It's My Turn Now

It’s my turn now.

‘What do those words even mean? I know what each individual word means, but I’m having trouble processing what the phrase means to me.’ These are commonly heard responses when I ask women clients to say the words out loud to themselves.

Starting as young girls, we observe and absorb family, societal and generational expectations that we become nurturers. Take care of your little brother, help out around the house, be a helper to your mother, call your grandparents, go help the neighbor-most women today would recognize these phrases and doubtless more. "It's just what I do" they tell me. Tending to everyone's every need is a wonderful characteristic; being the Superhero Kool-aid Mom is an aspiration for many. And, for those who do not have children, by choice or by Gd, there is still a going-out of oneself. The Nurture Syndrome manifests in other ways-as the person at work who ‘has the time' and does it all, or the volunteer at church who never says no. But virtually most women feel they fall short.

Stay-at-home moms lose themselves. External career- path moms live with incessant guilt. Each thinks the other has it better: "I wish I could just make the cookies and bring them in for the classroom activity." "I wish I could dress up in a suit and go to a business luncheon with other adults."

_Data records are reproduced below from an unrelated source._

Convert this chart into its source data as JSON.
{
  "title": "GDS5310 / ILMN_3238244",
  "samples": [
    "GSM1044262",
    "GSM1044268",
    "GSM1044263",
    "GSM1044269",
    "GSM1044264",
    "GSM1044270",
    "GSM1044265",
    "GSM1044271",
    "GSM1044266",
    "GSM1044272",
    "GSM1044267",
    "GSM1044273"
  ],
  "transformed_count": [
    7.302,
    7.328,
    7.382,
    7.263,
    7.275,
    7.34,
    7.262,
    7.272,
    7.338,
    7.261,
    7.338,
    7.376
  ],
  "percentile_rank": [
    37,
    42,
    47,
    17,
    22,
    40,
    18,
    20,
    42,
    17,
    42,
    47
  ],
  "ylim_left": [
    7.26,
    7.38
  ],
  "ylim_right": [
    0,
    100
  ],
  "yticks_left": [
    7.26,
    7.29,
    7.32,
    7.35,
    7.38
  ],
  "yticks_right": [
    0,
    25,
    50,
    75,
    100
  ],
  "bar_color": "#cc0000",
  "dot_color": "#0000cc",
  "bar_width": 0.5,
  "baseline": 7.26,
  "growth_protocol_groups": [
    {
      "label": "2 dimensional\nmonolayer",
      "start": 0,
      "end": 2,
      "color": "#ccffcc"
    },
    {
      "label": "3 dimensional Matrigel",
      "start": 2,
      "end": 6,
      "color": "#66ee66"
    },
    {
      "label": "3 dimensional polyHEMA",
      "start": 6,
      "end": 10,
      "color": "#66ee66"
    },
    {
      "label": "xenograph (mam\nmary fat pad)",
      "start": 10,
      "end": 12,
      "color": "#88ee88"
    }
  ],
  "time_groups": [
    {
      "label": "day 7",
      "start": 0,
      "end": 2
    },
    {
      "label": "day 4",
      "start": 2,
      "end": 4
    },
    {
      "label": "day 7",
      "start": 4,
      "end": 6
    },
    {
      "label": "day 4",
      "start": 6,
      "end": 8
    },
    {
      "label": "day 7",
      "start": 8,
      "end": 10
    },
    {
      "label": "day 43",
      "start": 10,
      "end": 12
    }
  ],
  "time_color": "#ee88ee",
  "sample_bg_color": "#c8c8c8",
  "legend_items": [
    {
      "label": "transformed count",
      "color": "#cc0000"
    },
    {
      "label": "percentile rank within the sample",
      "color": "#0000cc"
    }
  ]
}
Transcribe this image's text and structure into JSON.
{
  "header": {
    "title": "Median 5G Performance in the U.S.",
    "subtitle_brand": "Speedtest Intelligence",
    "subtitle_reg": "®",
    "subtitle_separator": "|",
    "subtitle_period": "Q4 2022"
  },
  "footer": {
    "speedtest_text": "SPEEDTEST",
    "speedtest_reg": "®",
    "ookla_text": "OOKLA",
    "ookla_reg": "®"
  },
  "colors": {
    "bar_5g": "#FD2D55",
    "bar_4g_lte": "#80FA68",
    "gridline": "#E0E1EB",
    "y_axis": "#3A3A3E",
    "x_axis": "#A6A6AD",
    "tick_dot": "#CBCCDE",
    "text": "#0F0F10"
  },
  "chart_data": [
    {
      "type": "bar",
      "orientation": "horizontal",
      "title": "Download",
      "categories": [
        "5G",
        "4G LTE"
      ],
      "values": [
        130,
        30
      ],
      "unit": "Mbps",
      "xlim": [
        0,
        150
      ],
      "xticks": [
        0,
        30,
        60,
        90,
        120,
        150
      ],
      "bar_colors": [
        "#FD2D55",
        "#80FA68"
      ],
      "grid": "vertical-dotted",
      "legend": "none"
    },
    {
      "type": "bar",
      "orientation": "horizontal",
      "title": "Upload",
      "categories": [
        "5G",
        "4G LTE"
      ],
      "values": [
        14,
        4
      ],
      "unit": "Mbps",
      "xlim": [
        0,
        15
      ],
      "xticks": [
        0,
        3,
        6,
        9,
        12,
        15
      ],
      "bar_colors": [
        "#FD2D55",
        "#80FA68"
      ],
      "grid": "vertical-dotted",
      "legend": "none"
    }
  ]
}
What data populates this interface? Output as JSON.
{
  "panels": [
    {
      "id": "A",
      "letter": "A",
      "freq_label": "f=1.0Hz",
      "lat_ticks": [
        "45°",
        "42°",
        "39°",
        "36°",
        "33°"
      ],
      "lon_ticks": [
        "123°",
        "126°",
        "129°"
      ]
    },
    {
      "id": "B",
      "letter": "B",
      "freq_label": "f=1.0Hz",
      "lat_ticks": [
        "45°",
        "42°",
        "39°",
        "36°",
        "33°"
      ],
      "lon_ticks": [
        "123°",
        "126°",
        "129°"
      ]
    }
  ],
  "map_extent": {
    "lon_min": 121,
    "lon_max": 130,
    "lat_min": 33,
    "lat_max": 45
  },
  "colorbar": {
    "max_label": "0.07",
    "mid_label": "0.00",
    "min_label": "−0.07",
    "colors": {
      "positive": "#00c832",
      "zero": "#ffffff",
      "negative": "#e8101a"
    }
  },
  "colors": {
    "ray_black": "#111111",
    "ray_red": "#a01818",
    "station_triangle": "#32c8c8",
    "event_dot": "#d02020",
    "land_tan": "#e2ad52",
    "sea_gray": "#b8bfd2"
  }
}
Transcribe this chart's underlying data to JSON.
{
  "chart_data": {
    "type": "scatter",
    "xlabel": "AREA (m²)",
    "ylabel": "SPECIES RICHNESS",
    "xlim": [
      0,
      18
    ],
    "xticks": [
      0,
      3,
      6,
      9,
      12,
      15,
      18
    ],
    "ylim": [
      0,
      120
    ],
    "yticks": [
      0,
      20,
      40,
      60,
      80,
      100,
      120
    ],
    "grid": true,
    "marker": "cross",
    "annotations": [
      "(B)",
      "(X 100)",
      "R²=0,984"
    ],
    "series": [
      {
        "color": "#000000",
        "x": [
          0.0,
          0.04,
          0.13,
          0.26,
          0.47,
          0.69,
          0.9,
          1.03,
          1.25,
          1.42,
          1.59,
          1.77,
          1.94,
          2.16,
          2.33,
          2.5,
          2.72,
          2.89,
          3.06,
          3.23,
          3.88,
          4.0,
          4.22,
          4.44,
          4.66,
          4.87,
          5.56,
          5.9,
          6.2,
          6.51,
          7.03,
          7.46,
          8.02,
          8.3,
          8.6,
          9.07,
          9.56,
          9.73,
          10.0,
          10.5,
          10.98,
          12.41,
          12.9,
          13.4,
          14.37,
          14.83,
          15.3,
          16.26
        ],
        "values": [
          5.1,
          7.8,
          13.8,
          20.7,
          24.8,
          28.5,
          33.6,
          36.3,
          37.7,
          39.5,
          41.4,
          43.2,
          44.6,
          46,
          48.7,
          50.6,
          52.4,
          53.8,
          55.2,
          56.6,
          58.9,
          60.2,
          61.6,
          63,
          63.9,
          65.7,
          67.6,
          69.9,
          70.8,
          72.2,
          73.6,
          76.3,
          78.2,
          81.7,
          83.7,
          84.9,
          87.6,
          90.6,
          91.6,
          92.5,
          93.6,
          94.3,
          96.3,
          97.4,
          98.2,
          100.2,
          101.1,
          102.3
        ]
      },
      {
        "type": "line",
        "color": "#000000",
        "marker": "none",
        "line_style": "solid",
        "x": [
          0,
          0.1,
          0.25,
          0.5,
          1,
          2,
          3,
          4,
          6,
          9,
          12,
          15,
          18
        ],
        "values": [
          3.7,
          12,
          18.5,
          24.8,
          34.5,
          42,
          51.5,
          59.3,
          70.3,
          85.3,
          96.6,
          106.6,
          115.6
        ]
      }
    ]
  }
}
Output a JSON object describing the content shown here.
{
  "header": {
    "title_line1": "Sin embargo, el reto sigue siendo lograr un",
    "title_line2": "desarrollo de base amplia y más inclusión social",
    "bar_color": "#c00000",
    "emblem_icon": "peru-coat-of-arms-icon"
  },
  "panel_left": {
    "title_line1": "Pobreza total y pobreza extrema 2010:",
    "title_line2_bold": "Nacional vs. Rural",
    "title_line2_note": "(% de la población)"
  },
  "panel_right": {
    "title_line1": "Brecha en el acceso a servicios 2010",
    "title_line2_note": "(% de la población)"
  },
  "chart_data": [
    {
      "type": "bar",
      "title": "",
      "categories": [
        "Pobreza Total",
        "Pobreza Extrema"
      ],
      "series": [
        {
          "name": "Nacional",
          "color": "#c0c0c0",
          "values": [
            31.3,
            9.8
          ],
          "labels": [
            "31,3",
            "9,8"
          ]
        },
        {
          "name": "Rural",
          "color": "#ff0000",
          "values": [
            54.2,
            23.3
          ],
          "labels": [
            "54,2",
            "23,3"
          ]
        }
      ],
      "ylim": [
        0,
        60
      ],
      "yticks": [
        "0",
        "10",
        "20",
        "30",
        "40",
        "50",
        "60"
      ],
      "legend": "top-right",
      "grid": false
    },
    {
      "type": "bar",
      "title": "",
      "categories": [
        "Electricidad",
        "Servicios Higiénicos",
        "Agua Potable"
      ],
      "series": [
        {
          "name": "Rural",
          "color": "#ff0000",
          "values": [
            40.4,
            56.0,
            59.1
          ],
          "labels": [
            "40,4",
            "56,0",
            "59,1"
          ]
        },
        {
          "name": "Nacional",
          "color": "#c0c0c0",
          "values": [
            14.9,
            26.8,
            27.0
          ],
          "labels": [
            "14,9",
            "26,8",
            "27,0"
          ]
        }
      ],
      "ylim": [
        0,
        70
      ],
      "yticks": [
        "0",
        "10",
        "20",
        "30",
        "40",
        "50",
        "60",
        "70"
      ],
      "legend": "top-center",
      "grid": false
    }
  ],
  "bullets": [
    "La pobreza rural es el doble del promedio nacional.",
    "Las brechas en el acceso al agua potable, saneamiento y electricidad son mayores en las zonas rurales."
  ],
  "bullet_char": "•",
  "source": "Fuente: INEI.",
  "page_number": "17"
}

Along the way, while nurturing others-doing more, giving more, tending more-you begin to forego the things you used to love. Playing softball, hiking or running, spending weekends baking, going out with friends shopping, even just long phone calls with your sister/friend talking about life.  'Self' gets hidden or buried while 'other' takes precedence in your mind and in your life. It's slow, insidious, and by the time a decade passes, you're lost in the rote behavior. You move this way on autopilot, further depleting the self for another decade or more.

Then, something happens that wakes you up. Perhaps it's empty-nesting, turning age 50, losing your best-friend mom, or an illness. Suddenly, you become aware of your lost self…I used to love to read for hours on end…I remember how praying for 20 minutes every morning grounded me…When was the last time I wrote a letter to my Aunt? I used to tell her everything.

What would happen if you said “It’s my turn now” and honored those words? Does it mean you are forsaking everyone else or your responsibilities? No, of course not. We’re women! It’s impossible to not care for and about others. But in honoring those words, we’ll take back our self-power. In so doing, we’ll be more impactful, more persuasive, more productive-the world will win when we take back our self-power. Putting the oxygen mask on yourself first shores you up to help others as you are meant to do.